Cuando pensamos en destrezas lingüísticas, nos vienen a la cabeza las de siempre: leer, escuchar, hablar y escribir. Sumamos la interacción y damos por cerrada la lista. Pero hay una actividad comunicativa que hacemos constantemente fuera del aula y que casi nunca planificamos dentro: explicarle a alguien un texto que no entiende, resumir una conversación a quien llegó tarde, tender un puente entre dos personas que no comparten lengua o referentes. Eso es mediar, y el Marco Común Europeo de Referencia (MCER) la situó en el centro de la competencia comunicativa. La pregunta que tenemos que hacernos es: ¿cuántas veces la llevamos de verdad a clase?
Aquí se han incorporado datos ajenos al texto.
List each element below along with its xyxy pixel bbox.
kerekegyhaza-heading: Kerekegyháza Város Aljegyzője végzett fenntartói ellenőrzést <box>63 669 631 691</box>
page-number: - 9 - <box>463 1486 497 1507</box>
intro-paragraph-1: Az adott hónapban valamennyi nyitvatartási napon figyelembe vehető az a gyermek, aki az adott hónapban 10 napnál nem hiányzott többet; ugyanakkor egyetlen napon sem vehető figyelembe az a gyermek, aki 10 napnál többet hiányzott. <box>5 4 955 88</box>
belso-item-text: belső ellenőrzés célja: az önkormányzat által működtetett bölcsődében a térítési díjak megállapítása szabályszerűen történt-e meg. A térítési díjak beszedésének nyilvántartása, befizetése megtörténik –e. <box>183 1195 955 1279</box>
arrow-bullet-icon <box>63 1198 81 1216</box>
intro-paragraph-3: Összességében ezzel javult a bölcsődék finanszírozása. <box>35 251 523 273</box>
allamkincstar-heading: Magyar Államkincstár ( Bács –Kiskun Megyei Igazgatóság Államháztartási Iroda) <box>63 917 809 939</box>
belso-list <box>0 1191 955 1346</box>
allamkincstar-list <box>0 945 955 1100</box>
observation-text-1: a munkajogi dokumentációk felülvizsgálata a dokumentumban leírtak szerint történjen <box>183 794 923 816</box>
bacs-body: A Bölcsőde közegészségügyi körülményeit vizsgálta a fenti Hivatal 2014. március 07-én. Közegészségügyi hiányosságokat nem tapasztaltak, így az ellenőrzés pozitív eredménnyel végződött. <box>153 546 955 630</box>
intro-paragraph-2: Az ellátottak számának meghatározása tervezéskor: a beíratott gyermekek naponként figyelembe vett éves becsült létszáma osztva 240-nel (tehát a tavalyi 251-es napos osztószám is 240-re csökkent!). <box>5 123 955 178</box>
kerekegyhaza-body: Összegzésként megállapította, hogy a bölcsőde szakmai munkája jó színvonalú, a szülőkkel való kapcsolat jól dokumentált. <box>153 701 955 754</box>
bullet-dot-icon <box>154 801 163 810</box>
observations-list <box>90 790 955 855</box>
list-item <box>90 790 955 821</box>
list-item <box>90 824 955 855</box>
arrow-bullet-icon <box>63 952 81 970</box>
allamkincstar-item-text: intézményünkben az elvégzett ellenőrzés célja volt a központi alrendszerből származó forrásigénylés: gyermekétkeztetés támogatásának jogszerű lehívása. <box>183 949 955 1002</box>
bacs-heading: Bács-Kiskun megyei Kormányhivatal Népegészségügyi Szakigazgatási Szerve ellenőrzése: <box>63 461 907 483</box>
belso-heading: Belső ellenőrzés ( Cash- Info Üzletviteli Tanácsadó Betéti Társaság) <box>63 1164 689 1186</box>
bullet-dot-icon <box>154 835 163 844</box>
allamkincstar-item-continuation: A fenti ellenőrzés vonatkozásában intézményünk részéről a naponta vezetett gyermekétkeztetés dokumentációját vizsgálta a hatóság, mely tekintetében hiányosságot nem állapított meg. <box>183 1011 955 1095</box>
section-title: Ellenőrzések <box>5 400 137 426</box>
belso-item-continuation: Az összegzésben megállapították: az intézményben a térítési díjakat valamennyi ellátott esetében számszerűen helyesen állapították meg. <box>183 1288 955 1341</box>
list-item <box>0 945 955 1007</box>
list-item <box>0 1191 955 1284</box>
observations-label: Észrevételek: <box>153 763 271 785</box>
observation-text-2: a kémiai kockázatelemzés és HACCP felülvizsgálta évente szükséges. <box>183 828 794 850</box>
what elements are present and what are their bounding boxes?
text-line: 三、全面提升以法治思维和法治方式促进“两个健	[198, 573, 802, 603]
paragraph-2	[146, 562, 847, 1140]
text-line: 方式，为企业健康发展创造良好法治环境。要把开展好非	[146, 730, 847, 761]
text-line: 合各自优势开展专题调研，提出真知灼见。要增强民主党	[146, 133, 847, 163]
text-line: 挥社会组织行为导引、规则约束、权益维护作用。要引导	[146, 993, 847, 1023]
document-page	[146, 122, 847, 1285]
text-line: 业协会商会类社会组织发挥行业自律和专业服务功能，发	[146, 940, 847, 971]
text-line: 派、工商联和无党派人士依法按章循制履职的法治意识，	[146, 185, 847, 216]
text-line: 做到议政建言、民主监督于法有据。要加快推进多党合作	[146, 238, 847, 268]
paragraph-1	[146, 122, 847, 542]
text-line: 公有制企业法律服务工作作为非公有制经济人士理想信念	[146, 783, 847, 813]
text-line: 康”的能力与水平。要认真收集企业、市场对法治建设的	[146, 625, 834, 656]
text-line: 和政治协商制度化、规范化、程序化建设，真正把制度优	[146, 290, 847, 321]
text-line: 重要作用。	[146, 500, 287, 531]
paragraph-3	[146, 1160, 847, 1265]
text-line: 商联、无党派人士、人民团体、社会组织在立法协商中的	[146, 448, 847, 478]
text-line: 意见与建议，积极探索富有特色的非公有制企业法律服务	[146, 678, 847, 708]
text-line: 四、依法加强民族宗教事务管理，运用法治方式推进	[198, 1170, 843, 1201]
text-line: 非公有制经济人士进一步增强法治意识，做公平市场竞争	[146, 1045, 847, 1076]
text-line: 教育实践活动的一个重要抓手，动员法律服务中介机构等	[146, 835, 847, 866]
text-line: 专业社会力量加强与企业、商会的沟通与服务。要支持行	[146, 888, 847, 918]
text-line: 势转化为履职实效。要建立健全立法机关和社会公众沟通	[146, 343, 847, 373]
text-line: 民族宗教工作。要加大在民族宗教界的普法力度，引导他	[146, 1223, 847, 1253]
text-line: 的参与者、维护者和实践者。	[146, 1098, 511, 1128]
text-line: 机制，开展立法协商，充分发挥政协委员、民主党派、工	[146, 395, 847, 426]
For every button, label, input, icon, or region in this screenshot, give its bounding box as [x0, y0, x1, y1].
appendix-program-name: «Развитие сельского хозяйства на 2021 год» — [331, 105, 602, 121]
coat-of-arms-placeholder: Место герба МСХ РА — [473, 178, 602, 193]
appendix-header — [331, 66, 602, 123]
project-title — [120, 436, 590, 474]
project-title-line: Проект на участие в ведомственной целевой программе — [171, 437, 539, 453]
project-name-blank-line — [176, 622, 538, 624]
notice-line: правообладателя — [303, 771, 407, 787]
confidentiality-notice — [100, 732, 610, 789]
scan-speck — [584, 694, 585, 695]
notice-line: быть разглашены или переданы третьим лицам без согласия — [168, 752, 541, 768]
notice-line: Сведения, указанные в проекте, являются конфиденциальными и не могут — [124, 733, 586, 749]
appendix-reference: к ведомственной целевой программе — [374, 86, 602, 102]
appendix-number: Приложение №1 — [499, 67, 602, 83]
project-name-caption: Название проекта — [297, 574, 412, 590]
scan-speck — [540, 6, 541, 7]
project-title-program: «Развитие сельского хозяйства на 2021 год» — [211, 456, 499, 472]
Qué entendemos por mediación
El MCER ya recogía las actividades de mediación en su versión original, pero fue el volumen complementario el que las desarrolló y las colocó al mismo nivel que la comprensión, la expresión y la interacción. La idea de fondo es sencilla: al mediar, el usuario de la lengua no transmite sus propias ideas, sino que facilita que otros se comprendan. Actúa de intermediario, de puente, de facilitador.
Conviene deshacer un malentendido frecuente: mediar no es traducir. La traducción es una forma posible de mediación, pero el concepto es mucho más amplio y, sobre todo, mucho más cotidiano. El MCER distingue tres grandes bloques:
— Mediar textos: transmitir a otra persona el contenido de un texto al que no tiene acceso o que no comprende. Resumir un artículo, explicar los datos de un gráfico, reformular un mensaje complejo, tomar notas de una charla para un compañero o reaccionar a un texto creativo.
— Mediar conceptos: facilitar el acceso al conocimiento en situaciones de trabajo colaborativo. Dinamizar un grupo, ayudar a que las ideas circulen, guiar a otros para que construyan significado juntos.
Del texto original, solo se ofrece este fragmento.